Not for the first time, the Obama administration is offering doublespeak when it comes to energy and the environment. On Sunday the White House announced its intention to designate more than 12 million acres in the Arctic National Wildlife Refuge as Wilderness, which would put the area permanently off limits to oil and gas drilling. “Obama’s Arctic Power Grab,” is how Politico described the move, framing it as a sign of “Obama’s shift to the left on environmental issues.” Oil executives and Alaskan politicians responded with apocryphal statements. Republican Senator Lisa Murkowski, who chairs the Energy and Natural Resources Committee, went so far as to claim that Obama had “effectively declared war on Alaska.”
Two days later the administration unveiled a five-year plan that would open up a vast new stretch of ocean off the coast of Virginia, the Carolinas and Georgia to oil and gas drilling, and sell new leases for drilling in the Arctic. More than 3 billion barrels of oil await the drilling rigs on the outer continental shelf of the Atlantic, according to estimates from the early 1980s. The New York Times reports that the reserves could be even greater. “This is a balanced proposal that would make available nearly 80 percent of the undiscovered technically recoverable resources, while protecting areas that are simply too special to develop,” Interior Secretary Sally Jewell said in a statement.
Let’s hear that again: the Obama administration proposes to open up nearly 80 percent of the nation’s untapped offshore oil and gas reserves by 2022. The sick irony of that figure is that 80 percent also happens to be the proportion of proven fossil-fuel reserves that must stay in the ground in order to avoid the extremely unpleasant effects of more than 2 degrees Celsius of global warming.
The drilling plan exemplifies Obama’s incoherent policy-making in regards to the climate crisis. Less than week ago in the State of the Union address, he reaffirmed that “no challenge—no challenge—poses a greater threat to future generations than climate change.” His administration has made some real steps to confront that challenge—dedicating $80 billion for renewable energy in the 2009 stimulus package, raising fuel efficiency standards and directing the Environmental Protection Agency to put limits on greenhouse gas emissions from power plants, to name a few.

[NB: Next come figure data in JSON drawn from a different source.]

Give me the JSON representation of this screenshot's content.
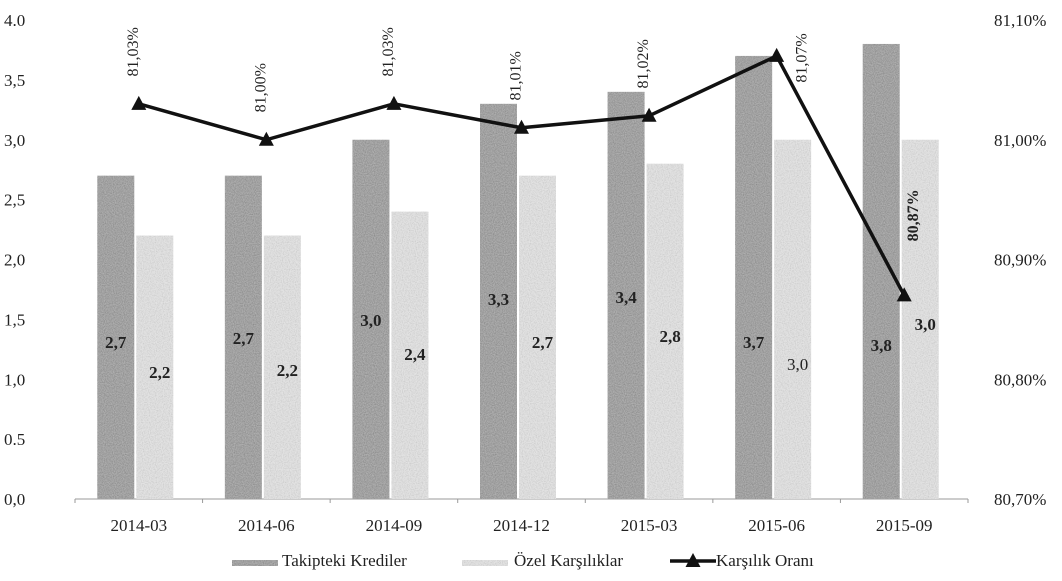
{
  "chart_data": {
    "type": "bar",
    "categories": [
      "2014-03",
      "2014-06",
      "2014-09",
      "2014-12",
      "2015-03",
      "2015-06",
      "2015-09"
    ],
    "series": [
      {
        "name": "Takipteki Krediler",
        "kind": "bar",
        "axis": "left",
        "values": [
          2.7,
          2.7,
          3.0,
          3.3,
          3.4,
          3.7,
          3.8
        ],
        "labels": [
          "2,7",
          "2,7",
          "3,0",
          "3,3",
          "3,4",
          "3,7",
          "3,8"
        ],
        "color": "#b0b0b0"
      },
      {
        "name": "Özel Karşılıklar",
        "kind": "bar",
        "axis": "left",
        "values": [
          2.2,
          2.2,
          2.4,
          2.7,
          2.8,
          3.0,
          3.0
        ],
        "labels": [
          "2,2",
          "2,2",
          "2,4",
          "2,7",
          "2,8",
          "3,0",
          "3,0"
        ],
        "color": "#e2e2e2"
      },
      {
        "name": "Karşılık Oranı",
        "kind": "line",
        "axis": "right",
        "values": [
          81.03,
          81.0,
          81.03,
          81.01,
          81.02,
          81.07,
          80.87
        ],
        "labels": [
          "81,03%",
          "81,00%",
          "81,03%",
          "81,01%",
          "81,02%",
          "81,07%",
          "80,87%"
        ],
        "color": "#111111",
        "marker": "triangle"
      }
    ],
    "yaxis_left": {
      "range": [
        0,
        4.0
      ],
      "ticks": [
        0,
        0.5,
        1.0,
        1.5,
        2.0,
        2.5,
        3.0,
        3.5,
        4.0
      ],
      "tick_labels": [
        "0,0",
        "0.5",
        "1,0",
        "1,5",
        "2,0",
        "2,5",
        "3,0",
        "3,5",
        "4.0"
      ]
    },
    "yaxis_right": {
      "range": [
        80.7,
        81.1
      ],
      "ticks": [
        80.7,
        80.8,
        80.9,
        81.0,
        81.1
      ],
      "tick_labels": [
        "80,70%",
        "80,80%",
        "80,90%",
        "81,00%",
        "81,10%"
      ]
    },
    "legend": "bottom",
    "grid": false,
    "title": "",
    "xlabel": "",
    "ylabel": ""
  }
}
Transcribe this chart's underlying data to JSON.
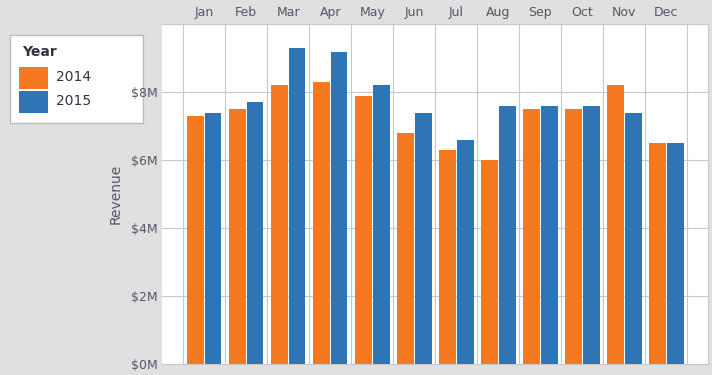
{
  "months": [
    "Jan",
    "Feb",
    "Mar",
    "Apr",
    "May",
    "Jun",
    "Jul",
    "Aug",
    "Sep",
    "Oct",
    "Nov",
    "Dec"
  ],
  "values_2014": [
    7.3,
    7.5,
    8.2,
    8.3,
    7.9,
    6.8,
    6.3,
    6.0,
    7.5,
    7.5,
    8.2,
    6.5
  ],
  "values_2015": [
    7.4,
    7.7,
    9.3,
    9.2,
    8.2,
    7.4,
    6.6,
    7.6,
    7.6,
    7.6,
    7.4,
    6.5
  ],
  "color_2014": "#f47920",
  "color_2015": "#2e75b6",
  "ylabel": "Revenue",
  "legend_title": "Year",
  "legend_labels": [
    "2014",
    "2015"
  ],
  "ylim": [
    0,
    10
  ],
  "ytick_values": [
    0,
    2,
    4,
    6,
    8
  ],
  "background_color": "#e0e0e0",
  "plot_background": "#ffffff",
  "grid_color": "#c8c8c8",
  "legend_bg": "#ffffff",
  "legend_edge": "#cccccc",
  "tick_label_color": "#555566",
  "ylabel_color": "#555566"
}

But when it comes to energy, Obama’s “all of the above” strategy is in direct conflict with his climate agenda. It’s fairly obvious now that a proportional response to the climate crisis requires the United States and other countries to walk away from most of their fossil-fuel reserves—and, as a corollary, requires America to figure out an economic alternative to the petrostate. As Mark Hertsgaard reported for Harper’s last summer, even Obama’s own aides struggle to explain how the president’s enthusiasm for the North American oil boom aligns with the target of keeping warming below 2 degrees Celsius. Obama is on track to be someone “who couldn’t break through contemporary politics to the place we need to go,” White House adviser John Podesta told Hertsgaard. So little of the carbon budget remains to burn that Jewell’s talk of “a balanced proposal” to free up vast new stores of fossil fuel is both ridiculous and tragic.